The art critic Cesare Brandi states that Di Stasio’s work conjures “Presence that is not flagrant”. Hence, the emphasis on being that is neither physical nor spiritual but residing in between is what makes these portraits more intriguing. Brandi continues, “it is as if he suspended the ‘existing’ at that point: and this is then enough, as the presence of the trace itself that divides the being from the existent, the present as existing from the presence”. The nine works in Astanze are sourced from Di Stasio’s previous exhibitions at Sargentini’s gallery L’Attico in Rome, where other esteemed figures in Italian contemporary art such as Jannis Kounellis, Pino Pascali, and Gino de Dominicis have exhibited from the 60s and the 70s onwards.

 

Enea Eterno and Virgil’s Aeneid

 

 

 

 

Stefano Di Stasio, Enea Eterno, 2011

Readings of Virgil’s Aeneid were presented to the public at the Collicola Arena on the  8th of August.
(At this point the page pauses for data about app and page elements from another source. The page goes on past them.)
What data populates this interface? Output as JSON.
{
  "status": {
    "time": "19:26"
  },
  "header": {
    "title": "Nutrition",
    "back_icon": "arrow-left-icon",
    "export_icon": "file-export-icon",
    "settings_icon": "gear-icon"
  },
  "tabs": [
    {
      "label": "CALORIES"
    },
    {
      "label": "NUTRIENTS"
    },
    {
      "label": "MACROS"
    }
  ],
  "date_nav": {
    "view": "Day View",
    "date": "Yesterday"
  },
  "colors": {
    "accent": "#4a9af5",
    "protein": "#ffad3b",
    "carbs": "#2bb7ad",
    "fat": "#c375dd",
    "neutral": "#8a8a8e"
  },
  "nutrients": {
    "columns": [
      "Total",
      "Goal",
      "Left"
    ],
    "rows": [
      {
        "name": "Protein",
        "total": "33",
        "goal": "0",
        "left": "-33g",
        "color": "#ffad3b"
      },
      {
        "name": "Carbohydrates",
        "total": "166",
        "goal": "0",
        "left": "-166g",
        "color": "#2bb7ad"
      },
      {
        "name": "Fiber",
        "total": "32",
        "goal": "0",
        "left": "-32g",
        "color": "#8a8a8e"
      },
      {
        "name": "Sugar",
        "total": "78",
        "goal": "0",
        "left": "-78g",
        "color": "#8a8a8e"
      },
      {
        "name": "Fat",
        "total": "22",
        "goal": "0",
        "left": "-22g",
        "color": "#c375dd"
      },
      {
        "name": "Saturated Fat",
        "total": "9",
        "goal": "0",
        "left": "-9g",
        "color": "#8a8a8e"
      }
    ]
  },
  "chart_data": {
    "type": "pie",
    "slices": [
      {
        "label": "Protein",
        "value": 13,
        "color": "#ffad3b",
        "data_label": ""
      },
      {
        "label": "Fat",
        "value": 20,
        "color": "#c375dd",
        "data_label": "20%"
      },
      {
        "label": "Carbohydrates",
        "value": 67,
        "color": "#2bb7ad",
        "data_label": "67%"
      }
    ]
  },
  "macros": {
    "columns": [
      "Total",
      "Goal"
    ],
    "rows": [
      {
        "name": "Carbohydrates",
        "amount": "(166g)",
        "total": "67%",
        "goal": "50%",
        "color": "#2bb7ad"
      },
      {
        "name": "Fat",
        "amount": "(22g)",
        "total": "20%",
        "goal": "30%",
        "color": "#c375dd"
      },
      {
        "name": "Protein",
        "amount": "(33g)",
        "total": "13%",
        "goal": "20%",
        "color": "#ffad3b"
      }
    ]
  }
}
Di Stasio’s Enea Eterno (2011) was projected onto the stage while actors Elsa Agalbato, Francesco Biscione and the artist’s brother, Alberto Di Stasio took turns reciting Cantos II, III, IV, and XII of the Virgilian poem. The Aeneid is an epic that follows Aeneas and his companions from Troy to Italy and leads them to the foundation of Rome. Di Stasio’s Enea Eterno alludes to an image of the hero Aeneas and his towering presence in the middle of the Roman skyline. 

 

Di Stasio was born in Naples in 1948 and went on to study at the l’Accademia di Belle Arti. He was one of the founders of La Stanza, an experimental art space in Rome that operated from 1977 to 1978 in Rome. His works were exhibited at the Venice Biennale Aperto ’82; in 1984, after an invitation of the Italian art critic and historian Maurizio Calvesi; and in 2011, as one of the artists presented in the Italian Pavilion. Apart from the Venetian biennial, his works were presented at the Galleria d’Arte Moderna in Bologna and at the Sydney Biennial (1986). From 2001 to 2004, he performed a pictorial cycle on Franciscan stories for the church of S. Maria della Pace in Terni, designed by Paolo Portoghesi. Di Stasio has participated in four editions of the Rome Quadriennale and several institutional exhibitions. Selected exhibitions are The rediscovered painting, Museum of the Risorgimento, Rome (1999); Novecento, Scuderie del Quirinale, Rome (2001); Avantgarde in the Eighties, County Museum, Los Angeles (1987); Between Earth and Heaven, Museum of Modern Art, Ostend (2001); A century of Italian art. The Feierabend collection, MART, Rovereto (2005); Portrait of a city. Art in Rome 1960-2001, MACRO and Rome and the Seventies in Rome, Palazzo delle Esposizioni, Rome (2013); The divine comedy in contemporary art, CIAC, Foligno (2016); Scorribanda, GNAM, Rome; and 100% Italy, Ettore Fico Museum, Turin (2018).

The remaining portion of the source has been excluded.